Sole practitioners reported an IDBI score of 34.6, substantially unchanged from the March score of 36.6. Firms with 2 to 9 employees reported a solid 47.2 score in March but succumbed to market conditions and in June reported a 35.6. Larger interior design firms, employing more than 24 people, reported a June IDBI score of 38.9, well below their March score of 69.4. Firms with between 10 and 24 employees improved their lot somewhat increasing from a 41.7 in March to a 46.7 in June, still below the growth level of 50.
The Northeast’s economic shutdown was apparent in the IDBI score of 23.2 reported by interior designers for the
second quarter. In this region, 70% of designers reported reduced billings and the other 30% reported no change in billings. The Midwest had a score of 35.4; the West, 33.8; and the South, 33.1.
The single-family home sector reported some improvement, moving from an IDBI score of 35.4 in March to a score of 44.0 in June but stayed below 50. Commercial and multi-family sectors’ IDBI scores for June remained virtually unchanged from March at 34.6 and 32.5, respectively. Interior designers in the institutional sector space reported further billings declines, dropping from 48.1 in March to 33.7 in June.
The six-month outlook index has improved, from a March score of 32.4 to a current score of 54.4, meaning that more interior design firms see their business conditions improving over the next six months. Three out of four designers (76%) expect conditions to be better or the same by the end of the year. However, 24% of respondents expect weaker conditions by December. While the ASID panel is expecting a positive outlook over the next six months, it could be misplaced if continued high unemployment and virus infections hamper growth. The Dodge Momentum Index dropped 6.6% in June from the revised May reading of 130.1. The Momentum Index has shifted noticeably lower as the fallout from recession continues to hold its grip on the construction sector. The Conference Board’s expectations component rose from 86.8 in March to 106 in June, putting it very close to that seen in February, which was prior to COVID-19. Consumer confidence has improved but the latest reading in June was measured before the recent rise in COVID-19 cases.

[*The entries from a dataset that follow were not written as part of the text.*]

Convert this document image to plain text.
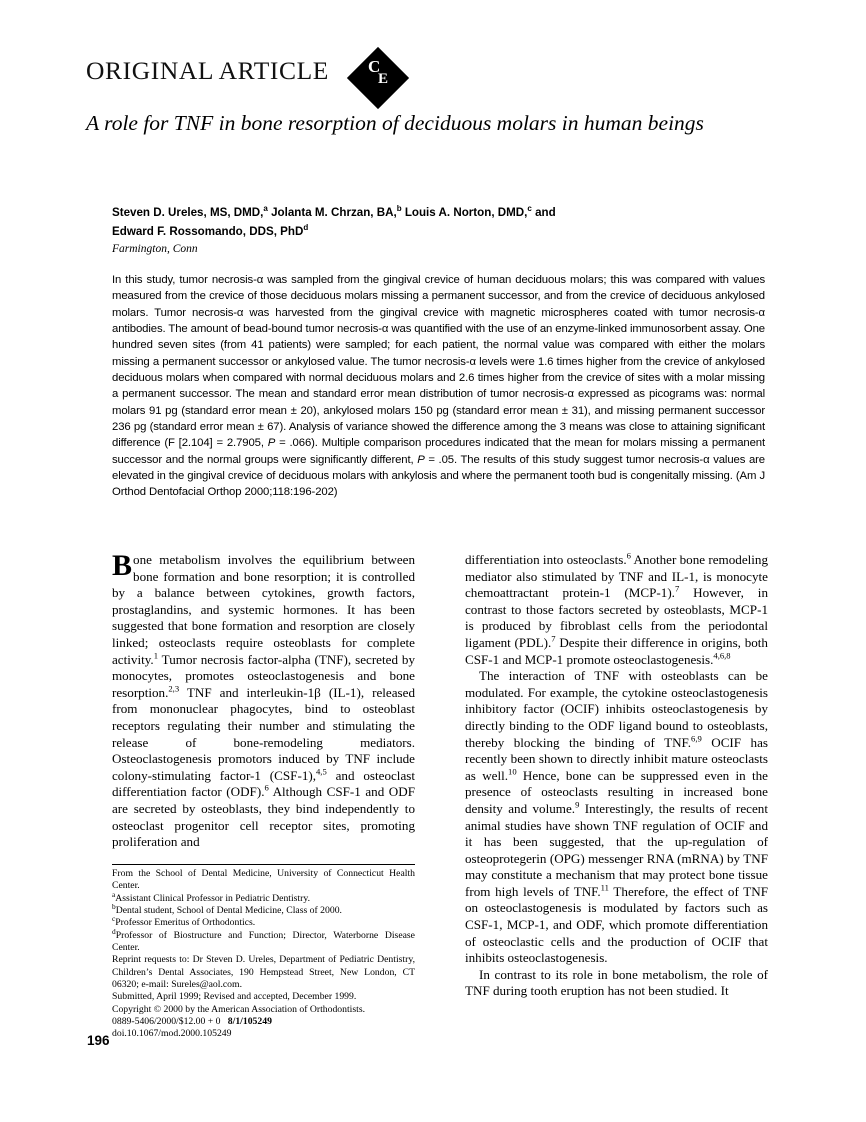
ORIGINAL ARTICLE C
E
A role for TNF in bone resorption of deciduous molars in human beings
Steven D. Ureles, MS, DMD,$^a$ Jolanta M. Chrzan, BA,$^b$ Louis A. Norton, DMD,$^c$ and
Edward F. Rossomando, DDS, PhD$^d$
Farmington, Conn
In this study, tumor necrosis-α was sampled from the gingival crevice of human deciduous molars; this was compared with values measured from the crevice of those deciduous molars missing a permanent successor, and from the crevice of deciduous ankylosed molars. Tumor necrosis-α was harvested from the gingival crevice with magnetic microspheres coated with tumor necrosis-α antibodies. The amount of bead-bound tumor necrosis-α was quantified with the use of an enzyme-linked immunosorbent assay. One hundred seven sites (from 41 patients) were sampled; for each patient, the normal value was compared with either the molars missing a permanent successor or ankylosed value. The tumor necrosis-α levels were 1.6 times higher from the crevice of ankylosed deciduous molars when compared with normal deciduous molars and 2.6 times higher from the crevice of sites with a molar missing a permanent successor. The mean and standard error mean distribution of tumor necrosis-α expressed as picograms was: normal molars 91 pg (standard error mean ± 20), ankylosed molars 150 pg (standard error mean ± 31), and missing permanent successor 236 pg (standard error mean ± 67). Analysis of variance showed the difference among the 3 means was close to attaining significant difference (F [2.104] = 2.7905, P = .066). Multiple comparison procedures indicated that the mean for molars missing a permanent successor and the normal groups were significantly different, P = .05. The results of this study suggest tumor necrosis-α values are elevated in the gingival crevice of deciduous molars with ankylosis and where the permanent tooth bud is congenitally missing. (Am J Orthod Dentofacial Orthop 2000;118:196-202)

Bone metabolism involves the equilibrium between bone formation and bone resorption; it is controlled by a balance between cytokines, growth factors, prostaglandins, and systemic hormones. It has been suggested that bone formation and resorption are closely linked; osteoclasts require osteoblasts for complete activity.$^1$ Tumor necrosis factor-alpha (TNF), secreted by monocytes, promotes osteoclastogenesis and bone resorption.$^{2,3}$ TNF and interleukin-1β (IL-1), released from mononuclear phagocytes, bind to osteoblast receptors regulating their number and stimulating the release of bone-remodeling mediators. Osteoclastogenesis promotors induced by TNF include colony-stimulating factor-1 (CSF-1),$^{4,5}$ and osteoclast differentiation factor (ODF).$^6$ Although CSF-1 and ODF are secreted by osteoblasts, they bind independently to osteoclast progenitor cell receptor sites, promoting proliferation and

differentiation into osteoclasts.$^6$ Another bone remodeling mediator also stimulated by TNF and IL-1, is monocyte chemoattractant protein-1 (MCP-1).$^7$ However, in contrast to those factors secreted by osteoblasts, MCP-1 is produced by fibroblast cells from the periodontal ligament (PDL).$^7$ Despite their difference in origins, both CSF-1 and MCP-1 promote osteoclastogenesis.$^{4,6,8}$

The interaction of TNF with osteoblasts can be modulated. For example, the cytokine osteoclastogenesis inhibitory factor (OCIF) inhibits osteoclastogenesis by directly binding to the ODF ligand bound to osteoblasts, thereby blocking the binding of TNF.$^{6,9}$ OCIF has recently been shown to directly inhibit mature osteoclasts as well.$^{10}$ Hence, bone can be suppressed even in the presence of osteoclasts resulting in increased bone density and volume.$^9$ Interestingly, the results of recent animal studies have shown TNF regulation of OCIF and it has been suggested, that the up-regulation of osteoprotegerin (OPG) messenger RNA (mRNA) by TNF may constitute a mechanism that may protect bone tissue from high levels of TNF.$^{11}$ Therefore, the effect of TNF on osteoclastogenesis is modulated by factors such as CSF-1, MCP-1, and ODF, which promote differentiation of osteoclastic cells and the production of OCIF that inhibits osteoclastogenesis.

In contrast to its role in bone metabolism, the role of TNF during tooth eruption has not been studied. It

From the School of Dental Medicine, University of Connecticut Health Center.
$^a$Assistant Clinical Professor in Pediatric Dentistry.
$^b$Dental student, School of Dental Medicine, Class of 2000.
$^c$Professor Emeritus of Orthodontics.
$^d$Professor of Biostructure and Function; Director, Waterborne Disease Center.
Reprint requests to: Dr Steven D. Ureles, Department of Pediatric Dentistry, Children’s Dental Associates, 190 Hempstead Street, New London, CT 06320; e-mail: Sureles@aol.com.
Submitted, April 1999; Revised and accepted, December 1999.
Copyright © 2000 by the American Association of Orthodontists.
0889-5406/2000/$12.00 + 0 8/1/105249
doi.10.1067/mod.2000.105249
196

The reopening of businesses resulted in a net gain of 4.8 million total nonfarm U.S. jobs in June, following the 2.7 million gain in May (revised up from 2.5 million). The strong and broad-based recovery has been encouraging in showing that businesses have been able to get up and running quickly. While employment gains were broad-based in the economy, interior design firms reduced employment by 6,200 job during April and May. Architectural and Interior Design services reduced payrolls by 12,200. According to the latest edition of the Federal Reserve’s Beige Book report (released on July 6), demand for professional and business services (which includes both architectural and interior design services) increased but was still weak.
Total U.S. construction spending in May was $1.35 trillion, essentially showing no growth on a year-over-year (YoY) basis but declining 2.9% from April. The recent monthly and annual declines reflect the lingering negative effects of the COVID-19 lockdowns. Most of the drop was owed to a drop in residential spending, but nonresidential also registered a slight decline. Private residential construction spending was $536.8 billion, approximately one percent higher than the same month a year ago. Private nonresidential spending was $465.3 in May,3.0 % lower than May of 2019 and a decline of 2.4% compared to April. Private construction put-in-place will remain weak throughout the year and into 2021 reflecting the potential disabling effects of the COVID-19.